All the necessary keying material has now been exchanged. Message 3 proves the connection is alive.
Refer to Nways Multiprotocol Access Services Using and Configurating Features for further explanation of the following protocols.
Layer 2 Tunneling Protocol (L2TP) is the IETF standard's track protocol for tunneling Point-to-Point Protocol (PPP) traffic across an IP network. L2TP uses a UDP transport for both tunnel setup messages and to transport PPP data between endpoints. L2TP is a client-server architecture with a client called a L2TP Access Concentrator (LAC) and the server called a L2TP Network Server (LNS).
Layer 2 Forwarding (L2F) is a tunneling protocol that was developed by Cisco Systems, Inc. It provides the same solutions as L2TP. When the IETF developed L2TP, they reused some of Cisco's L2F and Microsoft's PPTP. IBM routers implement L2F to interoperate with Cisco routers. Between the IBM routers, L2TP is used because it is an IETF standard.
L2F defines two devices--a NAS and a home gateway.
Point-to-Point Tunneling Protocol (PPTP) has the same aim as L2TP: to tunnel PPP packets across an IP network. L2TP was developed by the IETF and is based heavily on PPTP and L2F (Cisco's equivalent). To establish a tunnel with a Microsoft device, IBM routers need to support PPTP.
PPTP is a client-server architecture with a client called PPTP network access concentrator (PAC) and the server called a PPTP network server (PNS). According to the architecture, the PAC is typically a workstation and the PNS, a server.
Voluntary tunneling is a client-initiated model. The client/PAC dials into the NAS, gets an IP address and establishes regular network access. Afterwards, it opens another dial-up session which establishes the PPTP tunnel. There are two scenarios in which IBM routers can be used with a voluntary tunnelling PPTP. The IBM router can either terminate the tunnel or initiate the tunnel. If it terminates the tunnel, the client initiating the tunnel must be PPTP capable and could use an NT or Windows device or any other device supporting PPTP. In the second scenario, a router could establish a tunnel back to a PPTP device, such as an NT server.
Compulsory tunneling is a router-initiated model. In this scenario, the client has no L2TP knowledge. The client dials into the LAC and the LAC initiates the L2TP tunnel back to the LNS. In this case, the LAC sends an incoming-call-request to the LNS. Since the client and the LAC have already negotiated LCP and partial authentication, the LAC passed this information to the LNS in what is called proxy-authentication. After call establishment, the LNS completes PPP authentication and network phase with the client through the newly formed tunnel.
The following four subsystems will help you debug and determine the status of your VPN configuration.
The L2 Subsystem contains the ELS Messages for all of the layer 2 tunneling protocols including L2F, L2TP, and PPTP. This subsystem shows information about tunnel and call establishment and termination. It also shows information about packets received and transmitted through the L2 tunnels. Error messages resulting from failed negotiation of the tunnel are also displayed.

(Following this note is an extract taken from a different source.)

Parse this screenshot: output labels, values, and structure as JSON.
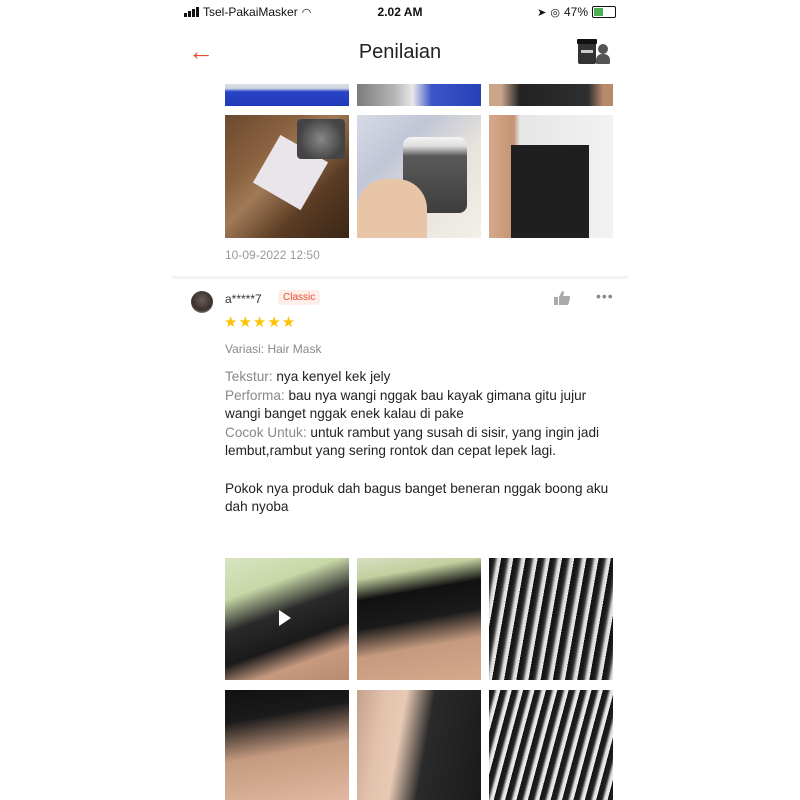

The ELS messages for the PLCY Subsystem tell about the status of the policy database refresh, how many rules where loaded into the database and information about errors that may have occurred when the policy database was being built. You may look at the packet information for policy database queries, what rules and actions resulted from these queries and any errors or other information pertinent to negotiations involving the policy database.

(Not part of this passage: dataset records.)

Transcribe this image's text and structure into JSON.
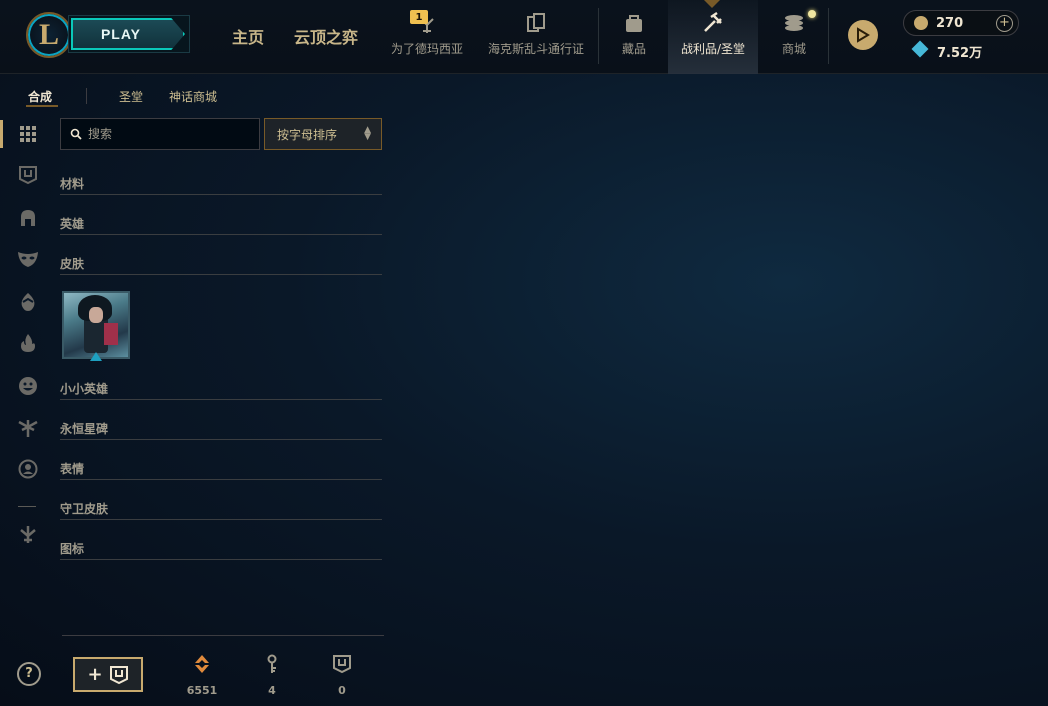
{
  "header": {
    "logo_text": "L",
    "play_label": "PLAY",
    "nav_main": [
      "主页",
      "云顶之弈"
    ],
    "nav_items": [
      {
        "label": "为了德玛西亚",
        "badge": "1"
      },
      {
        "label": "海克斯乱斗通行证"
      },
      {
        "label": "藏品"
      },
      {
        "label": "战利品/圣堂"
      },
      {
        "label": "商城"
      }
    ],
    "rp_value": "270",
    "plus_label": "+",
    "be_value": "7.52万"
  },
  "subnav": {
    "tabs": [
      "合成",
      "圣堂",
      "神话商城"
    ]
  },
  "search": {
    "placeholder": "搜索"
  },
  "sort": {
    "label": "按字母排序"
  },
  "categories": [
    "材料",
    "英雄",
    "皮肤",
    "小小英雄",
    "永恒星碑",
    "表情",
    "守卫皮肤",
    "图标"
  ],
  "bottom": {
    "help_label": "?",
    "craft_label": "+",
    "resources": [
      {
        "name": "orange-essence-icon",
        "value": "6551"
      },
      {
        "name": "key-icon",
        "value": "4"
      },
      {
        "name": "chest-icon",
        "value": "0"
      }
    ]
  },
  "colors": {
    "gold": "#c8aa6e",
    "teal": "#0ac8b9",
    "background": "#0a1828"
  }
}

The IPSP Subsystem contains messages for the IPSec module in the router. The IPSP subsystem shows information about packet encryption and decryption, the algorithms that are being used and error messages resulting from packets being discarded because of failures.
The IKE Subsystem shows information about the phase I and phase II negotiations which ultimately setup a secure IPSec Tunnel between two security gateways or hosts. Any errors that result from failed negotiations due to pre-shared key mismatch, security proposal mismatches or policy errors will be displayed.